Data: 2012-01-16 12:56:15
Temat: Re: O zachowaniu się przy stole
Od: Lebowski <lebowski@*****.net>
Pokaż wszystkie nagłówki
W dniu 2012-01-16 13:22, było cicho i spokojnie, aż tu medea jak pierdolnie:
> W dniu 2012-01-16 13:15, Bbjk pisze:
>> W dniu 2012-01-16 13:04, medea pisze:
>>
>>> Specjalnie o tym napisałam. ;)
>>
>> Aaaaaaaaa, czyli to była taka mała podpucha, a nie prośba o poradę w
>> trudnej sytuacji?
>
> Niezupełnie. Chciałam się dowiedzieć, na ile takie rozwiązanie jest/nie
> jest standardowe.

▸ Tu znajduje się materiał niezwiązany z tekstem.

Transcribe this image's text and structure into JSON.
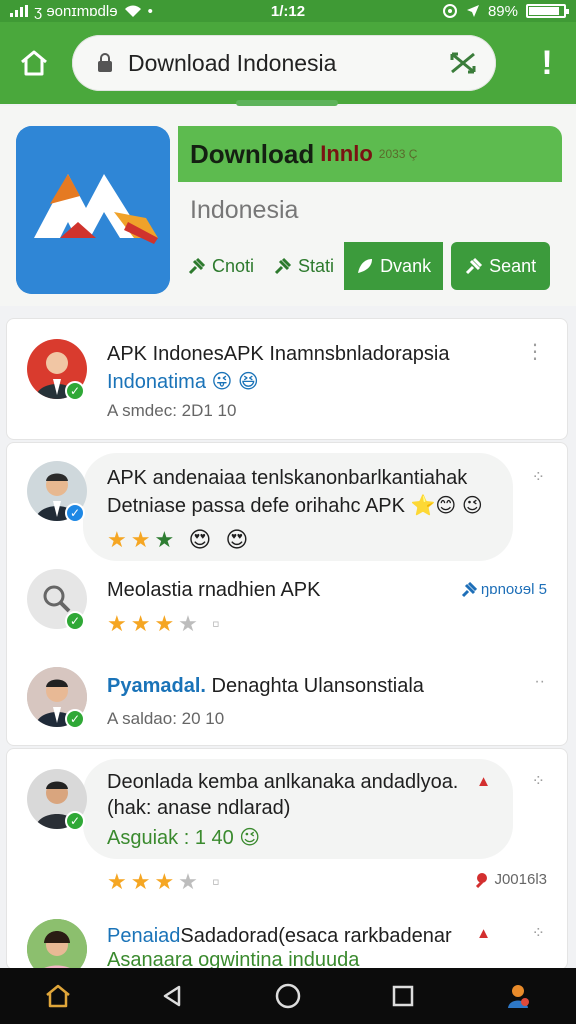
{
  "status": {
    "carrier": "ʒ ɘonɪmɒdlɘ",
    "time": "1/:12",
    "battery": "89%",
    "battery_level": 0.89
  },
  "browser": {
    "url": "Download Indonesia",
    "home_icon": "home-icon",
    "lock_icon": "lock-icon",
    "tabs_icon": "tabs-icon",
    "alert_label": "!"
  },
  "app": {
    "title_main": "Download",
    "title_accent": "Innlo",
    "title_small": "2033 Ç",
    "subtitle": "Indonesia",
    "actions": [
      {
        "label": "Cnoti",
        "icon": "pin-icon"
      },
      {
        "label": "Stati",
        "icon": "pin-icon"
      },
      {
        "label": "Dvank",
        "icon": "leaf-icon"
      },
      {
        "label": "Seant",
        "icon": "pin-icon"
      }
    ],
    "brand_colors": {
      "icon_bg": "#2f86d6",
      "title_bar": "#5dbb4f",
      "button": "#3c9b3c"
    }
  },
  "feed": {
    "card1": {
      "line1": "APK IndonesAPK Inamnsbnladorapsia",
      "line2": "Indonatima 😜 😆",
      "meta": "A smdec: 2D1 10"
    },
    "card2": {
      "item1": {
        "line1": "APK andenaiaa tenlskanonbarlkantiahak",
        "line2": "Detniase passa defe orihahc APK ⭐😊 😉",
        "reactions": "😍 😍",
        "rating": 3
      },
      "item2": {
        "line1": "Meolastia rnadhien APK",
        "tag": "ŋɒnoʊɘl 5",
        "rating": 3
      },
      "item3": {
        "name": "Pyamadal.",
        "line1": "Denaghta Ulansonstiala",
        "meta": "A saldao: 20 10"
      }
    },
    "card3": {
      "item1": {
        "line1": "Deonlada kemba anlkanaka andadlyoa.",
        "line2": "(hak: anase ndlarad)",
        "line3": "Asguiak : 1 40 😉",
        "rating": 3,
        "tag": "J0016l3"
      },
      "item2": {
        "name": "Penaiad",
        "line1": "Sadadorad(esaca rarkbadenar",
        "line2": "Asanaara ogwintina induuda"
      }
    }
  },
  "navbar": {
    "icons": [
      "home-icon",
      "back-icon",
      "circle-icon",
      "square-icon",
      "profile-icon"
    ]
  }
}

No i pytanie - jak (może lepiej) poradziliby sobie inni.
> Bo że każdy jakoś sobie poradziłby, nie obrażając przy tym nikogo
> (oprócz być może pana L.), to było dla nie oczywiste.
>
> Ewa
Z tym obrazaniem to chyba troche przesadzasz.

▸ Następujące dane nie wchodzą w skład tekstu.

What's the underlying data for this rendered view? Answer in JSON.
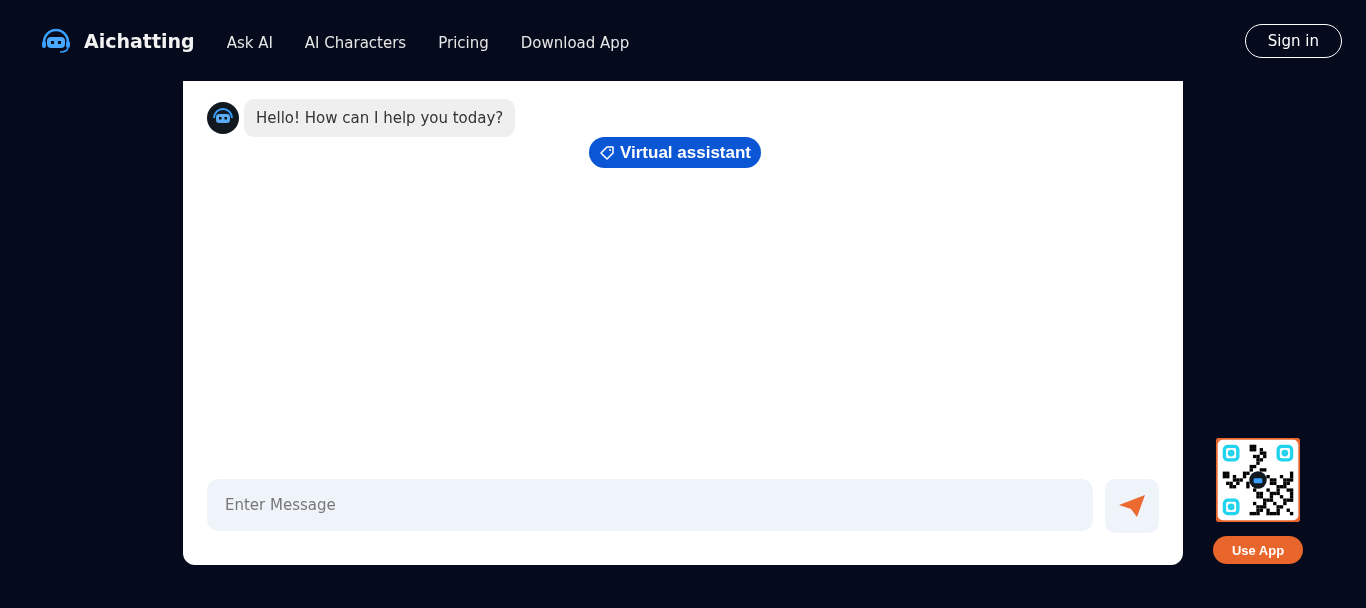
{
  "header": {
    "brand": "Aichatting",
    "nav": [
      {
        "label": "Ask AI"
      },
      {
        "label": "AI Characters"
      },
      {
        "label": "Pricing"
      },
      {
        "label": "Download App"
      }
    ],
    "sign_in": "Sign in"
  },
  "chat": {
    "messages": [
      {
        "text": "Hello! How can I help you today?"
      }
    ],
    "tag": "Virtual assistant",
    "input": {
      "placeholder": "Enter Message"
    }
  },
  "app_widget": {
    "button": "Use App"
  }
}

Z tego co zaobesrwowalem w kulturze Niemcow, nawet tych dobrze
wyksztalconych, to pierdniecie lub bekniecie przy stole, a tym bardziej
w jakims barze piwnym jest u nich norma, wiec odrobina parafrazy ich
dziejowej uprzejmosci z pewnoscia takze sie w niej zmiesci.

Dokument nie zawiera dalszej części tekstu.